Protests turn deadly
“Sadly though, this believer’s hopes are being shattered,” Open Doors Africa representative said. “Distressing news out of Sudan this morning that since the military seized power from the transitional government yesterday, they have killed at least three people and wounded 80 as street protests broke out against the takeover.”
Reportedly, thousands of protesters poured into the streets of the capital city, Khartoum, and its twin city of Omdurman.
The leader of the takeover, General Abdel Fattah al-Burhan, dissolved the military-civilian Sovereign Council that had been set up to guide the country toward democracy following the overthrow of longtime dictator Omar al-Bashir two years ago.
Al-Burhan, who also heads the power-sharing governing council, declared a state of emergency across the country, saying the armed forces needed to ensure safety but promised to hold elections in July 2023 and hand over control to an elected civilian government then.

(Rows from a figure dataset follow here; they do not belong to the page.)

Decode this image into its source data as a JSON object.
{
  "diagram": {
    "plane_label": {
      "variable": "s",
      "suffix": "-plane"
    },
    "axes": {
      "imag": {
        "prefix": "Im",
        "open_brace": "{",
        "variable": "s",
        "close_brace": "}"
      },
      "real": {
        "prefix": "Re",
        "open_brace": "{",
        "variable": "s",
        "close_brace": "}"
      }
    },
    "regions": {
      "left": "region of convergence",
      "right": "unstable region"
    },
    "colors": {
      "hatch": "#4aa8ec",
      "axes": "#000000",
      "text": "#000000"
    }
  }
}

“What the country is going through now is a real threat and danger to the dreams of the youth and the hopes of the nation,” he announced to the country. Prime Minister Hamdok has been moved to an undisclosed location after refusing to issue a statement in support of the coup, the information ministry said.
‘Grave consequences’ for the church
The coup comes two years after the ousting of longtime dictator Hassan al Bashir and only a year after the civilian-led government ended 30 years of Islamic law, including the death penalty and prosecution for apostasy (leaving Islam to convert to another religion).
Open Doors’ director for the work in East Africa, Yasin A, said the news of the takeover was very disturbing. “The country has come a long way since Bashir’s rule was ended. The risk of a military takeover will be a step backwards with potentially grave consequences for the church.”
The Associated Press reports that the arrests come “after weeks of rising tensions between Sudan’s civilian and military leaders. A failed coup attempt in September fractured the country along old lines, pitting more conservative Islamists who want a military government against those who toppled the previous dictator Hassan al-Bashir more than two years ago in mass protests.”
The international community has been quick to respond to the takeover. UN Secretary-General Antonio Guterres denounced the military takeover and called for leaders to be freed: “I condemn the ongoing military coup in Sudan,” he said.
The U.S. embassy in Khartoum issued a statement saying: “We call on all actors who are disrupting Sudan’s transition to stand down and allow the civilian-led transitional government to continue its important work to achieve the goals of the revolution.”
The United Kingdom’s Africa minister Vicky Ford described the coup was an “unacceptable betrayal of the Sudanese people and their democratic transition.” She urged security forces to release Prime Minister Hamdok and other civilian leaders.
Open Doors’ Yasmin A. sent out an urgent request for prayer: “We call on Christians around the world to join us in praying for Sudan at this time.”